Frans Hals, the Flemish refugee who became a Dutch Master

The Flemish-born artist fled war and persecution during the Eighty Years War, arriving in the Netherlands as a child refugee. But he always maintained a connection with his home.

Frans Hals, the Flemish refugee who became a Dutch Master
Installation of the Laughing Cavalier, The Wallace Collection, London. Credit: Rijksmuseum / Kelly Schenk

Frans Hals is today rated as one of the finest painters of the Dutch Golden Age, his virtuoso brushwork creating vibrant characters on the canvas. As a major retrospective opens in the Rijksmuseum in Amsterdam today, his portraits are set to win him further recognition as one of the leading cultural figures of the era.

Yet the Dutch Master was originally from Flanders, arriving in the Netherlands as a child refugee fleeing war and persecution. Born between 1582 and 1584, Hals was likely just three years old when Antwerp, his home town, was besieged by the army of Habsburg Spain during the Eighty Years’ War.

At the time, Antwerp was the commercial and cultural epicentre of the Seventeen Provinces, which included both Flanders and the modern-day Netherlands. The siege came less than a decade after the so-called Spanish Fury, in which Spanish soldiers plundered and burnt the city, killing thousands. When Spain finally crushed the Protestant rebellion, Antwerp was a shadow of its former self.

The Hals family fled north and settled in Haarlem, a city just 20km west of Amsterdam and 10km from the sea, where half of its residents were outsiders – mostly refugees from the south. It was here that Hals would remain for most of his life. "Many of the people he portrays in his portraits are also Flemish immigrants. He is always looking for that Flemish connection," said Tamar van Riessen, the co-curator of the Rijksmuseum exhibition.

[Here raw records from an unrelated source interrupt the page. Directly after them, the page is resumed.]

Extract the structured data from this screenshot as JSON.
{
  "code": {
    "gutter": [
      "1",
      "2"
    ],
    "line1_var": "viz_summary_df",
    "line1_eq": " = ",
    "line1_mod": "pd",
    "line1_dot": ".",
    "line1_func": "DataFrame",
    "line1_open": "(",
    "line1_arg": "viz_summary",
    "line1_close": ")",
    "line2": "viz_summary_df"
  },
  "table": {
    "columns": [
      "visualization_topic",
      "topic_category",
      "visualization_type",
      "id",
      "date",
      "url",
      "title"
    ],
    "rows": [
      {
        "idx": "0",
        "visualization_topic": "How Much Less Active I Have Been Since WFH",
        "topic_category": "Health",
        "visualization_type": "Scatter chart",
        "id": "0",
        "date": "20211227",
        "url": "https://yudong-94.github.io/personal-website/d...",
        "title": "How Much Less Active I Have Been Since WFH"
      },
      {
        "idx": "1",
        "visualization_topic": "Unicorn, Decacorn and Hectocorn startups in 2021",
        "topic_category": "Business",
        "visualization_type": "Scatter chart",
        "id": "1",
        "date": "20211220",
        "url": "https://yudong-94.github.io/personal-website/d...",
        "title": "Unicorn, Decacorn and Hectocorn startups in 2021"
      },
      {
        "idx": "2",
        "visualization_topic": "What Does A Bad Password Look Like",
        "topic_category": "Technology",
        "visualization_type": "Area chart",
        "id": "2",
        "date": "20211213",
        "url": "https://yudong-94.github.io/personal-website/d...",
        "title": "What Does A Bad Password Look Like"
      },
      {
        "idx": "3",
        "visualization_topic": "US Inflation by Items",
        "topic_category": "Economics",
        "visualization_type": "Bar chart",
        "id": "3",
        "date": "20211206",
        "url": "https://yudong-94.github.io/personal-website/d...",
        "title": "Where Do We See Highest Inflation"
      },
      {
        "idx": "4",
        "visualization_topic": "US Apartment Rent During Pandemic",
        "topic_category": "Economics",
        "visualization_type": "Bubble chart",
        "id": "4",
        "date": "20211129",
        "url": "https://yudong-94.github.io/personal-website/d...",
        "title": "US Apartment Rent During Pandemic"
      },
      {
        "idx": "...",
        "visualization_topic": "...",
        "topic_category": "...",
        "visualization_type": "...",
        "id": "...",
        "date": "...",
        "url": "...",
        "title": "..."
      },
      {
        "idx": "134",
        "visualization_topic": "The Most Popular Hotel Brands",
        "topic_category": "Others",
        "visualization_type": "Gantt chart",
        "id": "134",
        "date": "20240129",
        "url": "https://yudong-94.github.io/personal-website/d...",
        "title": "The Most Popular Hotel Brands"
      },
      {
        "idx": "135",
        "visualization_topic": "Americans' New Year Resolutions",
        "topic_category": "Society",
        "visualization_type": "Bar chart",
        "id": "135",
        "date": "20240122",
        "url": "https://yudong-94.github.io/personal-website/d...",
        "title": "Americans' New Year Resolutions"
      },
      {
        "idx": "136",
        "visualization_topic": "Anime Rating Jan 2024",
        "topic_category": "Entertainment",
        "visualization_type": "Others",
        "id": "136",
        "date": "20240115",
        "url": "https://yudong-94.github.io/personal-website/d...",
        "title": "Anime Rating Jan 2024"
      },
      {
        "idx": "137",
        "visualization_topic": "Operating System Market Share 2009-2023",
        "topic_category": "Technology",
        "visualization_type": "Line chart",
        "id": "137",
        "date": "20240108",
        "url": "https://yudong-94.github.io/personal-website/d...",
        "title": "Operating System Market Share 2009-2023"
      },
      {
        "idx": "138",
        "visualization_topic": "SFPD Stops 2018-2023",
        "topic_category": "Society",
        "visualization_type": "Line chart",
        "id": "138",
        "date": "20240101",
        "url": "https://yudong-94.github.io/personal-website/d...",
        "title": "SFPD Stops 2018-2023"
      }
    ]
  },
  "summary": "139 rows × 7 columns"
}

The Lute Player, about 1623, Oil on canvas, 70 × 62 cm, Musée du Louvre, Paris, Paintings Department (RF 1984 32) Selected literature

Hals returned to Antwerp in 1616 for a few months, although not much is known of his time there – he left no papers, letters or even sketches. However, his time in the city coincided with the prime years of Rubens and Jacob Jordaens. He almost certainly encountered them, and their influence is reflected in Hals’s paintings.

"Some of his style is reminiscent of Flemish painters like Frans Snyders or Rubens and they influence the way that he approached his work," says van Riessen, pointing to the Hals double portrait of the Isaac Abrahamsz Massa and Beatrix van der Laen as visibly influenced by the portrait Rubens did of himself and his wife a few years earlier. "There are a lot more similarities than one might first assume," she says.

Hals broke with convention in how he captured true expressions, using a raw, brisk and spontaneous style to portray the soldiers, merchants and aristocrats he was commissioned to paint, as well as the colourful characters he saw on the streets of Haarlem.

Condition Check of the Banquet of the Officers of the St George Civic Guard, Frans Hals Museum, Haarlem. Credit: Rijksmuseum / Kelly Schenk

He was ranked alongside Vermeer and Rembrandt at the time but then fell out of favour until the mid-19th century, when he became a major influence on the Impressionists, like Édouard Manet. "They were breaking the rule of art themselves," says van Riessen. "They saw Hals as a kind of antihero who was doing the same two centuries prior. People came by steam train to Haarlem to see his works. Van Gogh said there was not one shade of black with Hals but 27."

The Rijksmuseum exhibition features 48 works, including many never lent before and masterpieces from private collections – like The Laughing Cavalier (1624), a Hals painting that has not left London’s Wallace Collection since 1870. It also reunites some paired portraits of husbands and wives that were separated for decades, if not centuries. And it includes massive group portraits, including the tableau Banquet of the Officers of the St George Civic Guard (1627), of a militia group formed of the grandees of Haarlem.

Many of the paintings were previously on show at the National Gallery in London, where they were displayed in chronological order. The Rijksmuseum arranges them around themes: smiles and laughter, family, solo male subjects, small paintings, group portraits and pendant paintings. The Dutch audio by Belgian actor and TV presenter Tom Waes, while British actress Joanna Lumley does the English.

Exhibition Frans Hals in Amsterdam opens on Friday 16 February. Credit: Rijksmuseum / Albertine Dijkema

"With Frans Hals, the brushstrokes dance across the canvas. When you see his paintings, you smile," said Rijksmuseum Director General Taco Dibbits. "He has a photographic eye - but he paints movement, and there is nothing more difficult than capturing movement."

'Frans Hals' is at the Rijksmuseum in Amsterdam opens on 16 February 2024 and closes on 9 June. An expanded collection of 17 Frans Hals paintings, meanwhile, is also on show at the Frans Hals Museum in Haarlem.